A FRA alpha-3 ISO3166 code is better than it’s numeric counter part 250, a human being can guess what it means. It’s also quite simple to guess other alpha-3 ISO3166 code, for instance, what is the one for Italy?

But that does not mean numeric values are always evil. Take HTTP status codes, such as 400 or 418 for instance. They require some basic HTTP knowledge to understand what they mean; any 4XX is an error caused by consumer. But once you have that knowledge you can guess what means any HTTP status code. Never heard about 418, no problem, you can guess that’s consumer fault. By the way, being guessable, or interpretable should I say, like this is also interesting for the consumer program, it actually makes data more interoperable.

Human friendly

Note that creating obvious or guessable values is not always possible, especially when there are countless of them. Many times, you’ll have to rely on opaque ids, but that does not mean they should be hard to remember or type for us, poor human beings. An ISBN book identifier such as 9781617295102 is far more human friendly than a UUID 3ba5d648-8cce-433a-8013-aa760468c153 but less than a short id like g2ma67. And I think that 123456 is more human friendly than all the others.

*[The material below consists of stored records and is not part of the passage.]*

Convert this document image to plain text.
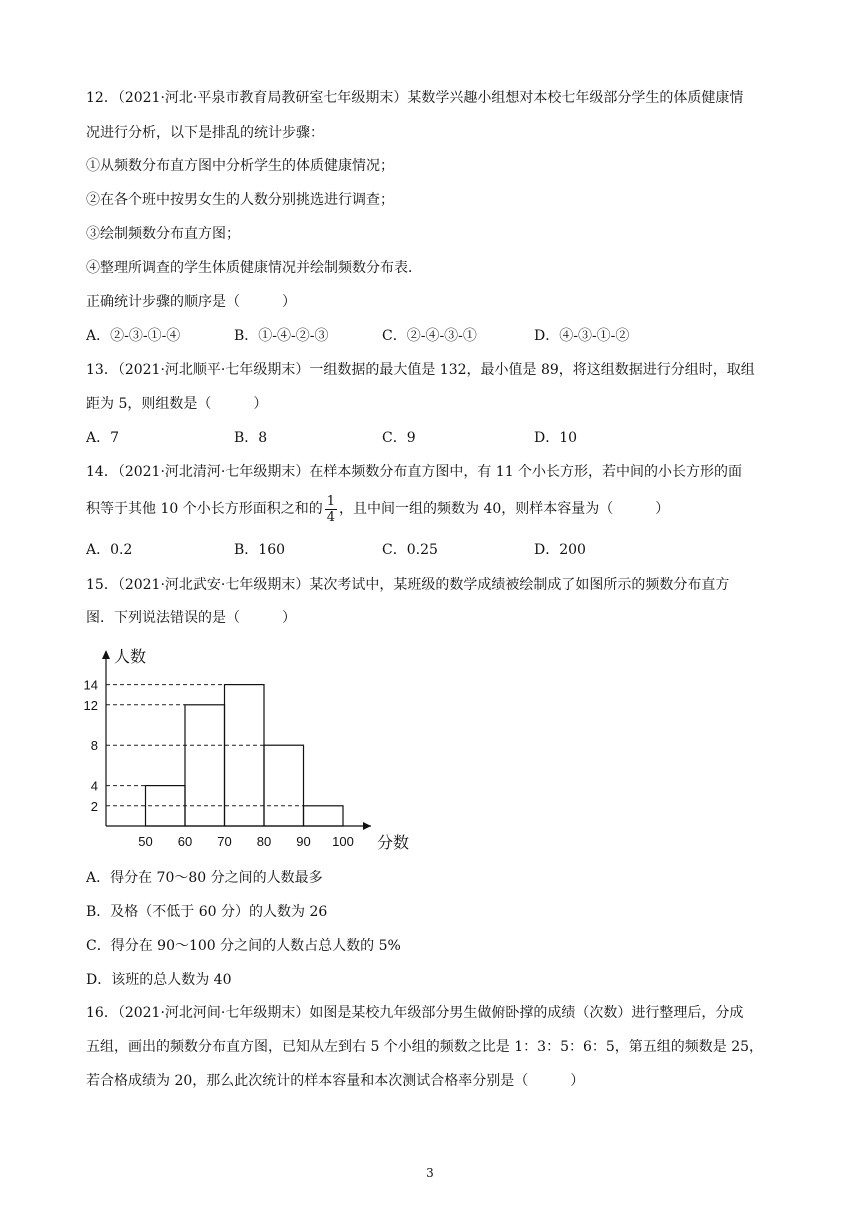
12．（2021·河北·平泉市教育局教研室七年级期末）某数学兴趣小组想对本校七年级部分学生的体质健康情
况进行分析，以下是排乱的统计步骤：
①从频数分布直方图中分析学生的体质健康情况；
②在各个班中按男女生的人数分别挑选进行调查；
③绘制频数分布直方图；
④整理所调查的学生体质健康情况并绘制频数分布表．
正确统计步骤的顺序是（　　　）
A．②-③-①-④	B．①-④-②-③	C．②-④-③-①	D．④-③-①-②
13．（2021·河北顺平·七年级期末）一组数据的最大值是 132，最小值是 89，将这组数据进行分组时，取组
距为 5，则组数是（　　　）
A．7	B．8	C．9	D．10
14．（2021·河北清河·七年级期末）在样本频数分布直方图中，有 11 个小长方形，若中间的小长方形的面
积等于其他 10 个小长方形面积之和的 $\frac{1}{4}$ ，且中间一组的频数为 40，则样本容量为（　　　）
A．0.2	B．160	C．0.25	D．200
15．（2021·河北武安·七年级期末）某次考试中，某班级的数学成绩被绘制成了如图所示的频数分布直方
图．下列说法错误的是（　　　）
50 60 70 80 90 100
2
4
8
12
14
分数
人数
A．得分在 70～80 分之间的人数最多
B．及格（不低于 60 分）的人数为 26
C．得分在 90～100 分之间的人数占总人数的 5%
D．该班的总人数为 40
16．（2021·河北河间·七年级期末）如图是某校九年级部分男生做俯卧撑的成绩（次数）进行整理后，分成
五组，画出的频数分布直方图，已知从左到右 5 个小组的频数之比是 1：3：5：6：5，第五组的频数是 25，
若合格成绩为 20，那么此次统计的样本容量和本次测试合格率分别是（　　　）
3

But don’t forget that interoperability always prevail over human-readability. In that case, even though 123456 is more human-friendly, it’s still an internal id known only by the system which has created it, while 9781617295102 is a standard ISBN known widely outside of the organization.

How to choose identifiers

So how to choose identifiers, ids and codes? First, try to find the most interoperable ones, and second, try to keep them as much human readable as possible.

The level of interoperability of an API depends on the level of “standardization” of its data. A standard identifier will be easily understood by many systems while an internal one will be understood only by the system creating it. But “standardization” does not always mean “standard” (like ISO country codes), sometimes using well known shared identifier inside an organization or a domain will be sufficient.

The developer experience will also be enhanced when using human readable identifiers; easy to understand, easy to type, easy to remember, easy to guess.